On Saturday, Lyft is offering a $ 4.20 credit to a single ride in Colorado and in select cities in the US and Canada. Carl's Jr. Using a Denver restaurant to market and hamburger infused with CBD, a non-intoxicating molecule found in cannabis that many believe is beneficial to their health.
In 420 last year, Totino's, a maker of frozen pizza snacks, tweeted a picture of a microwave and an oven with the message: "To be blunt, pizza rolls are better when baked."
"I think brands that associate themselves with the cannabis kind of get that contact high. In other words, they're just considered to be cooler by the association, "said Kit Yarrow, a consumer psychologist at the Golden Gate University. "
Marijuana normalization has snowballed since 2012, when Colorado and Washington were the first states to legalize recreational use. . Eight more followed, including California, Oregon and Michigan. Medical marijuana is legal in two-thirds of the states, with conservative-leaning Utah and Oklahoma among recent additions.
Meanwhile, the CBD market has exploded. CBD oil can be found in candies, coffee and other food, drinks and dietary supplements, along with perfumes, lotions, creams and soap. Proponents say CBD helps with pain, anxiety and inflammation, although limited scientific research supports these claims.
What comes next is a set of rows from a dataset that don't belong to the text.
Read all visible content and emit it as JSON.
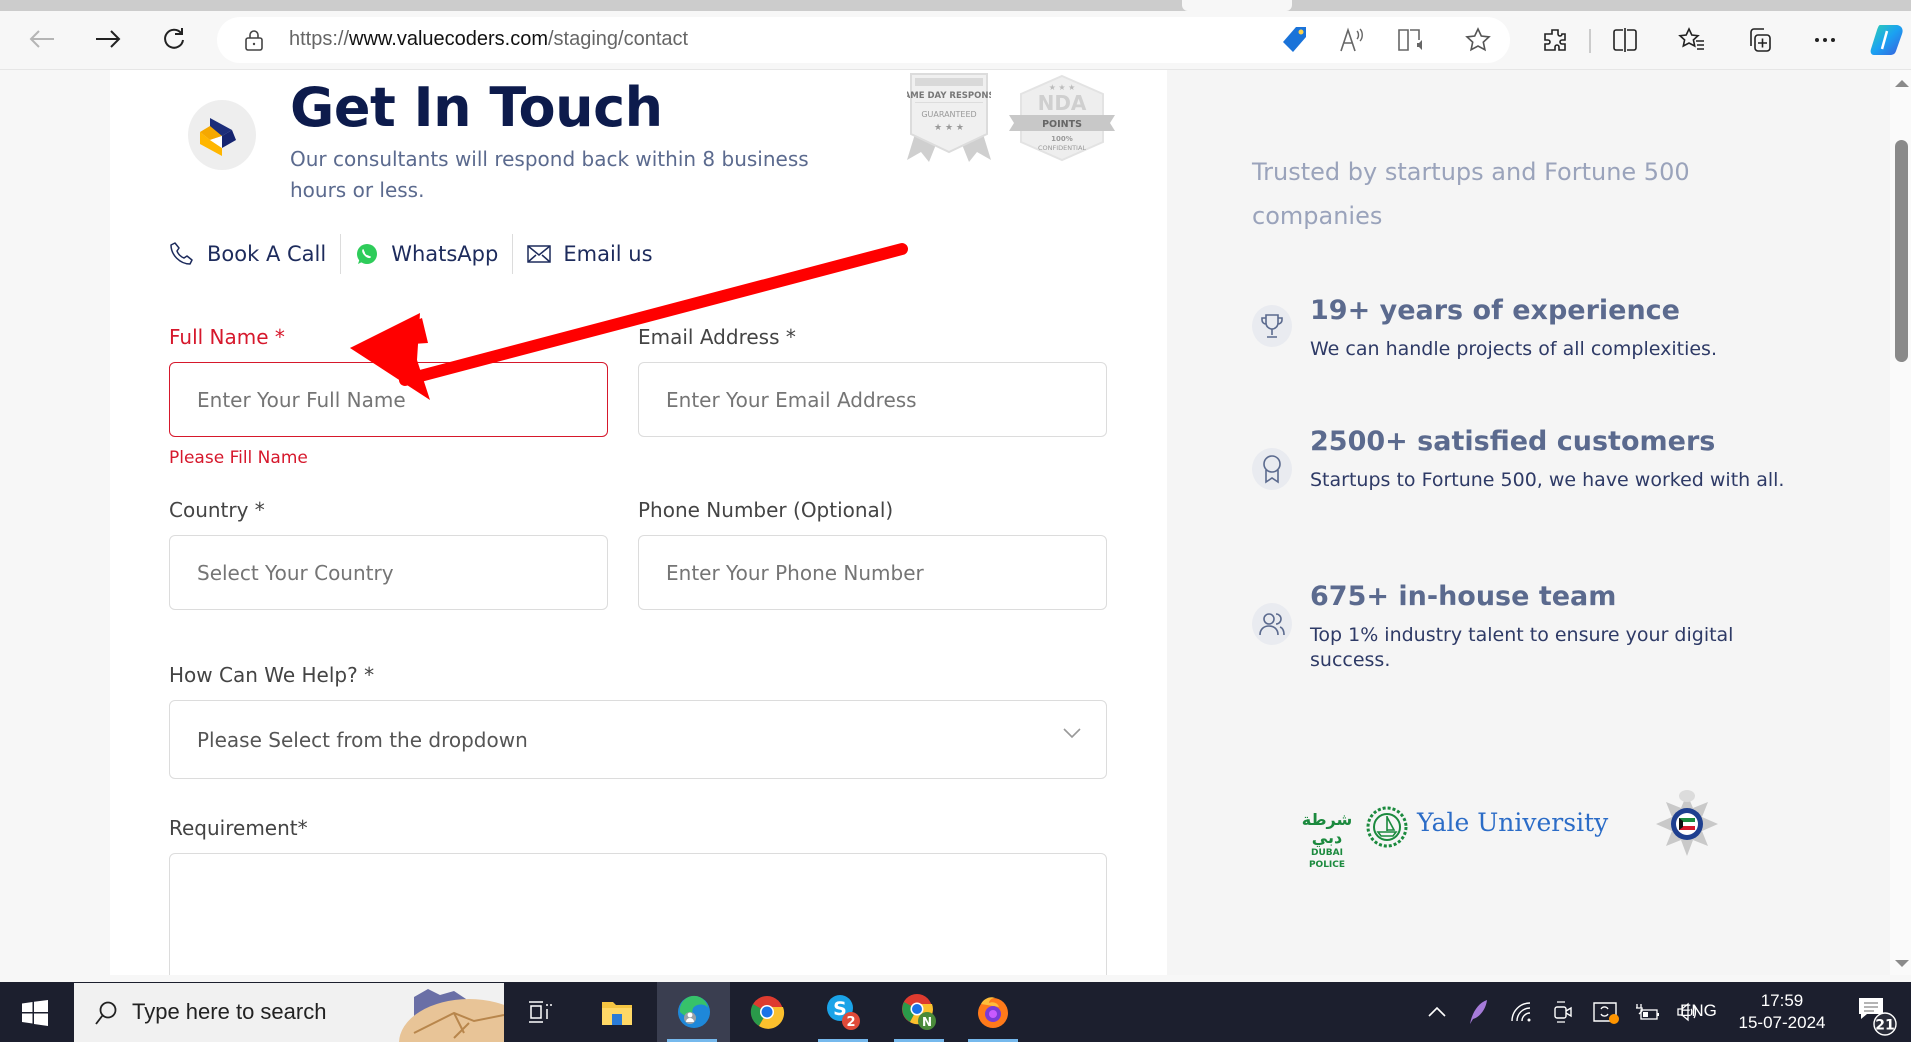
{
  "browser": {
    "url_prefix": "https://",
    "url_domain": "www.valuecoders.com",
    "url_path": "/staging/contact"
  },
  "header": {
    "title": "Get In Touch",
    "subtitle": "Our consultants will respond back within 8 business hours or less.",
    "badges": [
      {
        "line1": "SAME DAY RESPONSE",
        "line2": "GUARANTEED"
      },
      {
        "line1": "NDA",
        "line2": "POINTS",
        "line3": "100%",
        "line4": "CONFIDENTIAL"
      }
    ]
  },
  "contacts": [
    {
      "label": "Book A Call",
      "icon": "phone-icon"
    },
    {
      "label": "WhatsApp",
      "icon": "whatsapp-icon"
    },
    {
      "label": "Email us",
      "icon": "mail-icon"
    }
  ],
  "form": {
    "full_name": {
      "label": "Full Name *",
      "placeholder": "Enter Your Full Name",
      "value": "",
      "error": "Please Fill Name"
    },
    "email": {
      "label": "Email Address *",
      "placeholder": "Enter Your Email Address",
      "value": ""
    },
    "country": {
      "label": "Country *",
      "placeholder": "Select Your Country",
      "value": ""
    },
    "phone": {
      "label": "Phone Number (Optional)",
      "placeholder": "Enter Your Phone Number",
      "value": ""
    },
    "help": {
      "label": "How Can We Help? *",
      "selected": "Please Select from the dropdown"
    },
    "requirement": {
      "label": "Requirement*",
      "value": ""
    }
  },
  "colors": {
    "accent": "#0d1b4c",
    "error": "#d6182c",
    "annotation_arrow": "#ff0000"
  },
  "side": {
    "trusted": "Trusted by startups and Fortune 500 companies",
    "features": [
      {
        "icon": "trophy-icon",
        "title": "19+ years of experience",
        "desc": "We can handle projects of all complexities."
      },
      {
        "icon": "award-icon",
        "title": "2500+ satisfied customers",
        "desc": "Startups to Fortune 500, we have worked with all."
      },
      {
        "icon": "team-icon",
        "title": "675+ in-house team",
        "desc": "Top 1% industry talent to ensure your digital success."
      }
    ],
    "client_logos": {
      "dubai_ar": "شرطة دبي",
      "dubai_en": "DUBAI POLICE",
      "yale": "Yale University"
    }
  },
  "taskbar": {
    "search_placeholder": "Type here to search",
    "apps": [
      "task-view",
      "file-explorer",
      "edge",
      "chrome",
      "skype",
      "chrome-profile",
      "firefox"
    ],
    "skype_badge": "2",
    "chrome_profile_badge": "N",
    "language": "ENG",
    "time": "17:59",
    "date": "15-07-2024",
    "notifications": "21"
  }
}
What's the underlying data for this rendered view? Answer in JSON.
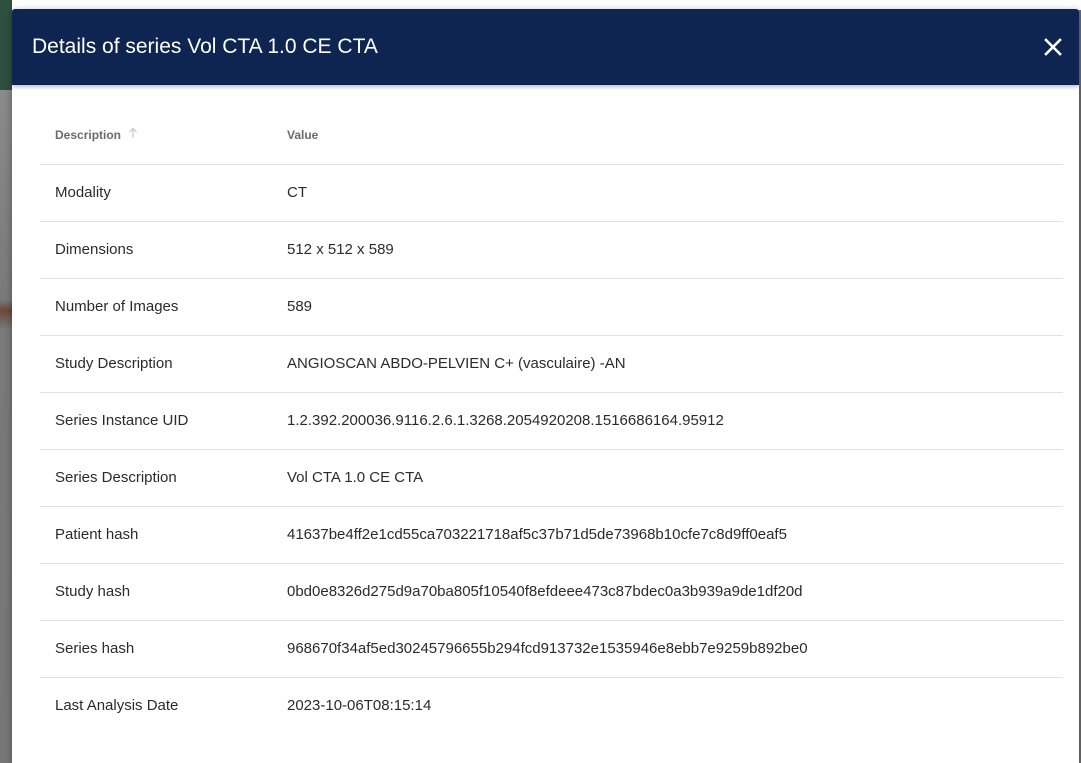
{
  "dialog": {
    "title": "Details of series Vol CTA 1.0 CE CTA",
    "close_icon": "close-icon"
  },
  "table": {
    "headers": {
      "description": "Description",
      "value": "Value",
      "sort_icon": "arrow-up-icon"
    },
    "rows": [
      {
        "description": "Modality",
        "value": "CT"
      },
      {
        "description": "Dimensions",
        "value": "512 x 512 x 589"
      },
      {
        "description": "Number of Images",
        "value": "589"
      },
      {
        "description": "Study Description",
        "value": "ANGIOSCAN ABDO-PELVIEN C+ (vasculaire) -AN"
      },
      {
        "description": "Series Instance UID",
        "value": "1.2.392.200036.9116.2.6.1.3268.2054920208.1516686164.95912"
      },
      {
        "description": "Series Description",
        "value": "Vol CTA 1.0 CE CTA"
      },
      {
        "description": "Patient hash",
        "value": "41637be4ff2e1cd55ca703221718af5c37b71d5de73968b10cfe7c8d9ff0eaf5"
      },
      {
        "description": "Study hash",
        "value": "0bd0e8326d275d9a70ba805f10540f8efdeee473c87bdec0a3b939a9de1df20d"
      },
      {
        "description": "Series hash",
        "value": "968670f34af5ed30245796655b294fcd913732e1535946e8ebb7e9259b892be0"
      },
      {
        "description": "Last Analysis Date",
        "value": "2023-10-06T08:15:14"
      }
    ]
  },
  "colors": {
    "header_bg": "#0d2550",
    "header_text": "#ffffff",
    "divider": "#e0e0e0"
  }
}
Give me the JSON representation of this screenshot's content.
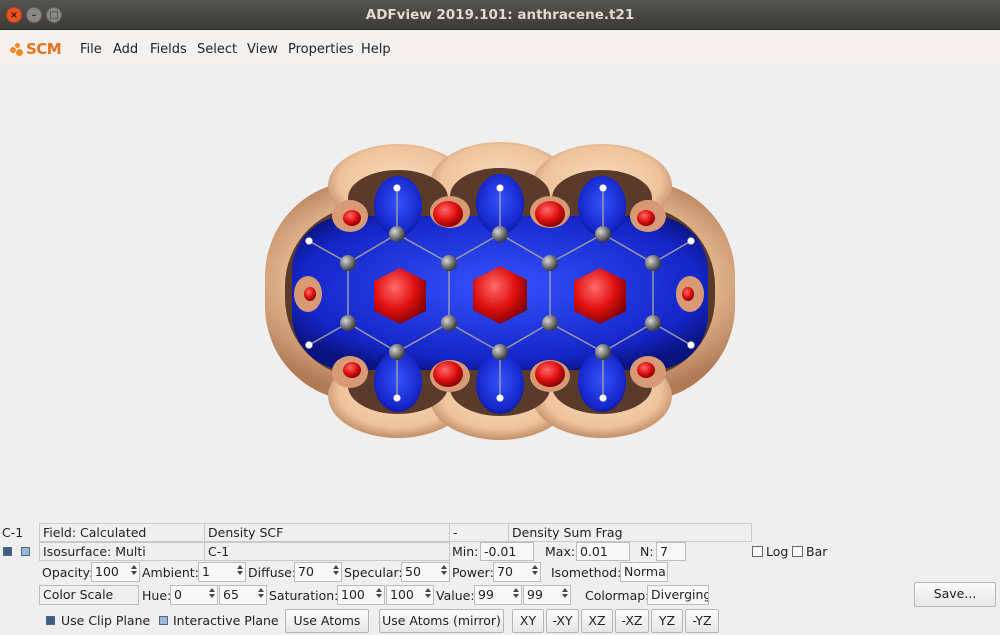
{
  "window": {
    "title": "ADFview 2019.101: anthracene.t21"
  },
  "logo": {
    "text": "SCM"
  },
  "menu": {
    "file": "File",
    "add": "Add",
    "fields": "Fields",
    "select": "Select",
    "view": "View",
    "properties": "Properties",
    "help": "Help"
  },
  "row1": {
    "id": "C-1",
    "field": "Field: Calculated",
    "density": "Density SCF",
    "dash": "-",
    "density_sum": "Density Sum Frag"
  },
  "row2": {
    "isosurface": "Isosurface: Multi",
    "atom": "C-1",
    "min_label": "Min:",
    "min_value": "-0.01",
    "max_label": "Max:",
    "max_value": "0.01",
    "n_label": "N:",
    "n_value": "7",
    "log_label": "Log",
    "bar_label": "Bar"
  },
  "row3": {
    "opacity_label": "Opacity:",
    "opacity": "100",
    "ambient_label": "Ambient:",
    "ambient": "1",
    "diffuse_label": "Diffuse:",
    "diffuse": "70",
    "specular_label": "Specular:",
    "specular": "50",
    "power_label": "Power:",
    "power": "70",
    "isomethod_label": "Isomethod:",
    "isomethod": "Normal"
  },
  "row4": {
    "color_scale": "Color Scale",
    "hue_label": "Hue:",
    "hue_1": "0",
    "hue_2": "65",
    "saturation_label": "Saturation:",
    "sat_1": "100",
    "sat_2": "100",
    "value_label": "Value:",
    "val_1": "99",
    "val_2": "99",
    "colormap_label": "Colormap:",
    "colormap": "Diverging",
    "save": "Save..."
  },
  "row5": {
    "use_clip_plane": "Use Clip Plane",
    "interactive_plane": "Interactive Plane",
    "use_atoms": "Use Atoms",
    "use_atoms_mirror": "Use Atoms (mirror)",
    "xy": "XY",
    "mxy": "-XY",
    "xz": "XZ",
    "mxz": "-XZ",
    "yz": "YZ",
    "myz": "-YZ"
  },
  "colors": {
    "accent": "#e8731a",
    "surface_outer": "#f0c8a4",
    "surface_inner": "#1a2fd0",
    "lobe": "#d81818",
    "atom_c": "#7a7a7a",
    "atom_h": "#ffffff"
  }
}
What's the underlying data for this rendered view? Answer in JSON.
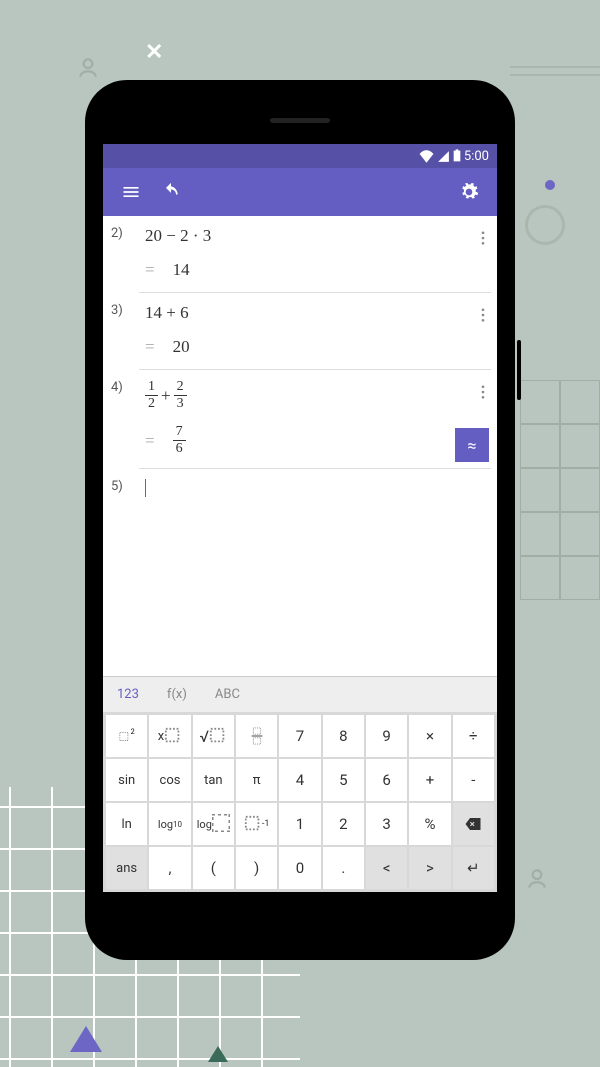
{
  "statusbar": {
    "time": "5:00"
  },
  "calc": {
    "rows": [
      {
        "num": "2)",
        "expr": "20 − 2 · 3",
        "result": "14"
      },
      {
        "num": "3)",
        "expr": "14 + 6",
        "result": "20"
      },
      {
        "num": "4)",
        "frac1_n": "1",
        "frac1_d": "2",
        "op": "+",
        "frac2_n": "2",
        "frac2_d": "3",
        "res_n": "7",
        "res_d": "6",
        "approx": "≈"
      },
      {
        "num": "5)"
      }
    ]
  },
  "kb_tabs": {
    "t1": "123",
    "t2": "f(x)",
    "t3": "ABC"
  },
  "keys": {
    "r1": {
      "k1": "☐²",
      "k2": "x☐",
      "k3": "√☐",
      "k4": "☐/☐",
      "k5": "7",
      "k6": "8",
      "k7": "9",
      "k8": "×",
      "k9": "÷"
    },
    "r2": {
      "k1": "sin",
      "k2": "cos",
      "k3": "tan",
      "k4": "π",
      "k5": "4",
      "k6": "5",
      "k7": "6",
      "k8": "+",
      "k9": "-"
    },
    "r3": {
      "k1": "ln",
      "k2": "log₁₀",
      "k3": "log☐",
      "k4": "☐⁻¹",
      "k5": "1",
      "k6": "2",
      "k7": "3",
      "k8": "%",
      "k9": "⌫"
    },
    "r4": {
      "k1": "ans",
      "k2": ",",
      "k3": "(",
      "k4": ")",
      "k5": "0",
      "k6": ".",
      "k7": "<",
      "k8": ">",
      "k9": "↵"
    }
  }
}
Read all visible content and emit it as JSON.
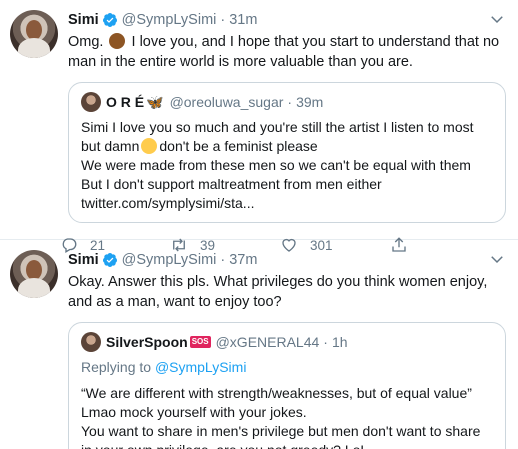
{
  "tweets": [
    {
      "name": "Simi",
      "handle": "@SympLySimi",
      "time": "31m",
      "text_before": "Omg.",
      "text_after": "I love you, and I hope that you start to understand that no man in the entire world is more valuable than you are.",
      "emoji": "face-palm-emoji",
      "quote": {
        "name": "O R É",
        "name_emoji": "🦋",
        "handle": "@oreoluwa_sugar",
        "time": "39m",
        "lines": [
          "Simi I love you so much and you're still the artist I listen to most but damn",
          "don't be a feminist please",
          "We were made from these men so we can't be equal with them",
          "But I don't support maltreatment from men either",
          "twitter.com/symplysimi/sta..."
        ]
      },
      "actions": {
        "replies": "21",
        "retweets": "39",
        "likes": "301"
      }
    },
    {
      "name": "Simi",
      "handle": "@SympLySimi",
      "time": "37m",
      "text": "Okay. Answer this pls. What privileges do you think women enjoy, and as a man, want to enjoy too?",
      "quote": {
        "name": "SilverSpoon",
        "badge": "SOS",
        "handle": "@xGENERAL44",
        "time": "1h",
        "replying_prefix": "Replying to",
        "replying_to": "@SympLySimi",
        "lines": [
          "“We are different with strength/weaknesses, but of equal value” Lmao mock yourself with your jokes.",
          "You want to share in men's privilege but men don't want to share in your own privilege, are you not greedy? LoL"
        ]
      }
    }
  ],
  "separator_dot": "·",
  "colors": {
    "accent": "#1da1f2",
    "muted": "#657786",
    "border": "#e6ecf0"
  }
}
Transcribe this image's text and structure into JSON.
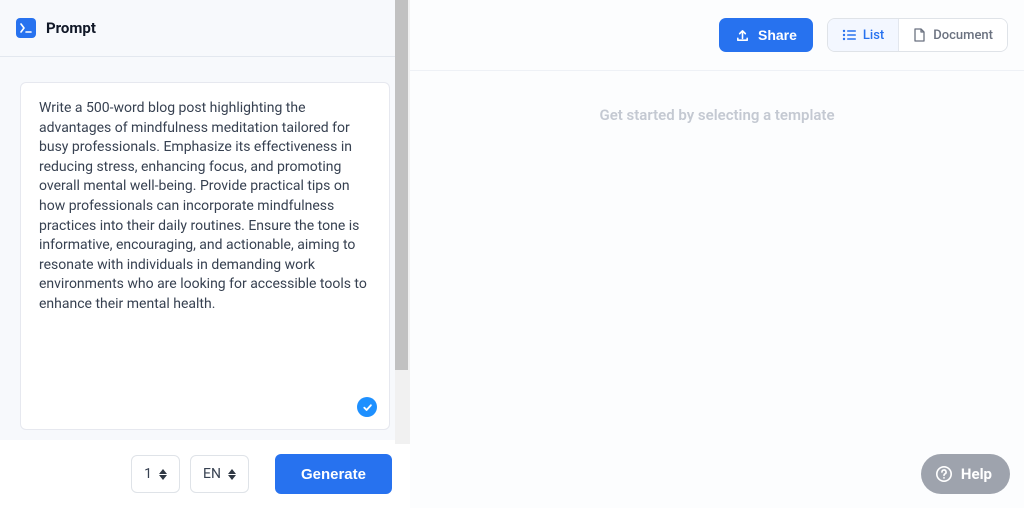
{
  "left": {
    "title": "Prompt",
    "prompt_text": "Write a 500-word blog post highlighting the advantages of mindfulness meditation tailored for busy professionals. Emphasize its effectiveness in reducing stress, enhancing focus, and promoting overall mental well-being. Provide practical tips on how professionals can incorporate mindfulness practices into their daily routines. Ensure the tone is informative, encouraging, and actionable, aiming to resonate with individuals in demanding work environments who are looking for accessible tools to enhance their mental health.",
    "quantity": "1",
    "language": "EN",
    "generate_label": "Generate"
  },
  "right": {
    "share_label": "Share",
    "list_label": "List",
    "document_label": "Document",
    "placeholder_text": "Get started by selecting a template",
    "help_label": "Help"
  }
}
U.S. Retail sales of cannabis products jumped to $ 10.5 billion last year, a threefold increase from 2017, according to a data from Arcview Group, a Cannabis investment and market research firm.
Ben & Jerry was one of the earliest big brands to foster the connection with marihuana culture through marketing. The Vermont-based ice cream company features Cherry Garcia and Phish Food, honoring the late Grateful Dead member Jerry Garcia and band Phish. Both bands are favorites of the marihuana-smoking crowd.
To mark 420 in recent years, Ben & Jerry's debuted taco and burrito-inspired sandwiches of ice cream. This year the company is partnered with a San Francisco Bay Area cannabis retailer to give customers who place delivery orders on Friday and Saturday free pint of Half Baked, a combination of cookie dough and fudge brownie.
"We have a lot of fun." Jay Curley, the company's global leader in integrated marketing.
Last year, Ben & Jerry also turned more seriously, asking consumers to call on lawmakers to expel before marihuana convictions and press for pardon or amnesty for anyone arrested for smoking pot.
"We're actually using this as a chance not to tell stoner jokes like we have in the past, but to raise what we see as much more serious issue around justice, "Curley said.
Those in the marijuana marketplace are also ramping up advertising around 420. A lot of marketing about cannabis or related products takes the form of online ads, emails, text messages and social media. Shops usually offer discounts. Some host parties with food and entertainment.
Verano Holdings, whose businesses include cannabis shops, sponsors street festivals in Chicago and Tulsa, Oklahoma, where attendees can learn about marihuana products, listen to music and grab a bite. The company expects this Saturday's festival in Chicago, going its third year, will draw more than 4,000 people. Last year, it drew 1,500, said Tim Tennant, Verano's chief marketing officer.
In San Francisco's Golden Gate Park, Hippie Hill will again be the site of a 420 celebration.
Roger Volodarsky, whose Los Angeles-based company has been involved in the event, based Puffco makes portable vaporizers, has celebrated 420 since he was a teenager. Back then, he said, "420 was the day that you splurged yourself and got high in interesting ways. It was the day that you made a gravity bong and coughed your brains out. "
Volodarksy likes that some of the Main Street brands are getting into the industry and the holiday.
" What is important to me about these ad campaigns is they 're talking to people who are not users and they're normalizing the space for people who are not users,' he said.
Even as the popularity grows, some companies will stay away from the 420 as a marketing tool, said Allen Adamson, a co-founder of Metaforce, a marketing consulting company.
"If you're talking about a big brand that needs to appeal to everybody and is very risk averse, then probably not," he said. "I do not think you'll see big financial institutions doing it."